第4話 What?

俺が失神から目を覚ますと、何事も無かったかのように部屋は片付いていた。


俺は身なりを整え、部屋を出て行く。チェックアウトをしようとすると、スタッフが「もうお会計済んでますので。」と言った。俺はキツネにつままれたような思いでラブホテルを後にした。どうなっている?後払いにしたのに。


ラブホテルからしばらく歩くと、外は明け方の早朝になっていた。初夏の日昇は早く、5時くらいから薄明るい。時計はないが、おそらくそんな時間だ。


家に帰ろうと歩いていると、俺の前に真っ黒なセダンが停まり、「乗れ。」と言った。


状況がつかめないままに呆気に取られていると、気付けば車に乗せられている。俺は、とんでもない女をヤッてしまったんだろうか。俺の左右と助手席、そして運転席にはそれぞれスーツ姿の男が座っていた。


「ビジネス系のヤクザの方ですか?」と俺はおずおずと聞いた。すると、左の男がハハと笑った後、「お前、バーでチクっとしなかったか?」と言った。


俺は、心当たりがあった。女と足を絡めていた時に、延髄のあたりズドンと痛い感じがした。「ああ、なんか、ありました。」と曖昧な返事をした。左手で襟足を掻こうと体勢を捻ったら、左に座っていた男がいなくなっていた。ずっと今車は走っているのにだ。

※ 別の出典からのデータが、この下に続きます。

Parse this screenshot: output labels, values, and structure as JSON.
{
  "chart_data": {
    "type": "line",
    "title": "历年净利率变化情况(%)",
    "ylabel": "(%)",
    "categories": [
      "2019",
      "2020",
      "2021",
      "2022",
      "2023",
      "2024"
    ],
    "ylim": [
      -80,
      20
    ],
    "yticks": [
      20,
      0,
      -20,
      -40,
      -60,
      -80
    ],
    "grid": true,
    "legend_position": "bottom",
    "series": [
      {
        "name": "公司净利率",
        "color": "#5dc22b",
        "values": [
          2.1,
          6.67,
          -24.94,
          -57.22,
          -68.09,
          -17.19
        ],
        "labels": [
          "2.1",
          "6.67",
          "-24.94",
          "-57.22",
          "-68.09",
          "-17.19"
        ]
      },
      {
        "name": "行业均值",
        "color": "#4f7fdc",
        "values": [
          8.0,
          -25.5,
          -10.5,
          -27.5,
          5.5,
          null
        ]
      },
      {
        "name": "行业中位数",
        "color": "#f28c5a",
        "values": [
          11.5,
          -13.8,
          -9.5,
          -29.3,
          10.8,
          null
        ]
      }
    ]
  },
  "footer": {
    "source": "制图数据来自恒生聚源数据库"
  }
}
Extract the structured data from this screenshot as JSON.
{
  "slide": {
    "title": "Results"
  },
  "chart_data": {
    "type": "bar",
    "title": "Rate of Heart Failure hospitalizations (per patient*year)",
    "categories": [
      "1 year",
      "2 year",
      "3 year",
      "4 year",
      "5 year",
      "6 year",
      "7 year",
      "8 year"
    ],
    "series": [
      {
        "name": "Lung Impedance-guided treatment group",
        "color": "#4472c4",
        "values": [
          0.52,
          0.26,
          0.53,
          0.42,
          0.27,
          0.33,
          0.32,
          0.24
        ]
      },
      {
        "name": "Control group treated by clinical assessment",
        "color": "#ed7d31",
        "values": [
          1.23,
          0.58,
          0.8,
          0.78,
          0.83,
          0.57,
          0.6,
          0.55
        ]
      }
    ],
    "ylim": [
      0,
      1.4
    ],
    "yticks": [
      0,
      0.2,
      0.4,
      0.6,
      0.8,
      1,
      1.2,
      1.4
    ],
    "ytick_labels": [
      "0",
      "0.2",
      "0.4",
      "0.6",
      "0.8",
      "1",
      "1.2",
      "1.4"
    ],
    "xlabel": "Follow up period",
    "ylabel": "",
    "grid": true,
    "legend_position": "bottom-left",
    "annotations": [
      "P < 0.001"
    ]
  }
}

「ハッ」と驚いていると、男は、「そのとき誰か見えたか?」と聞いた。右を見ると、男がいない。そして、助手席にも、はたまた運転席にも。


「えっなにこれ!」と俺が驚くと、男たちはまた姿を現し、右の男がこう言った。「お前があそこで見たことは、他言無用だ。言えば、お前は死ぬ。」と言うやいなや、今度は車ごと男たちは消えてなくなり、俺は一人暮らしの家の前に空気椅子で座っていた。


「えっ。何今の…。」と俺は頭を掻きながらあたりを見回した。跡形もなく消えている車と男たち。俺は、家に帰り、昨日の分の日記を書いて、ひと眠りした。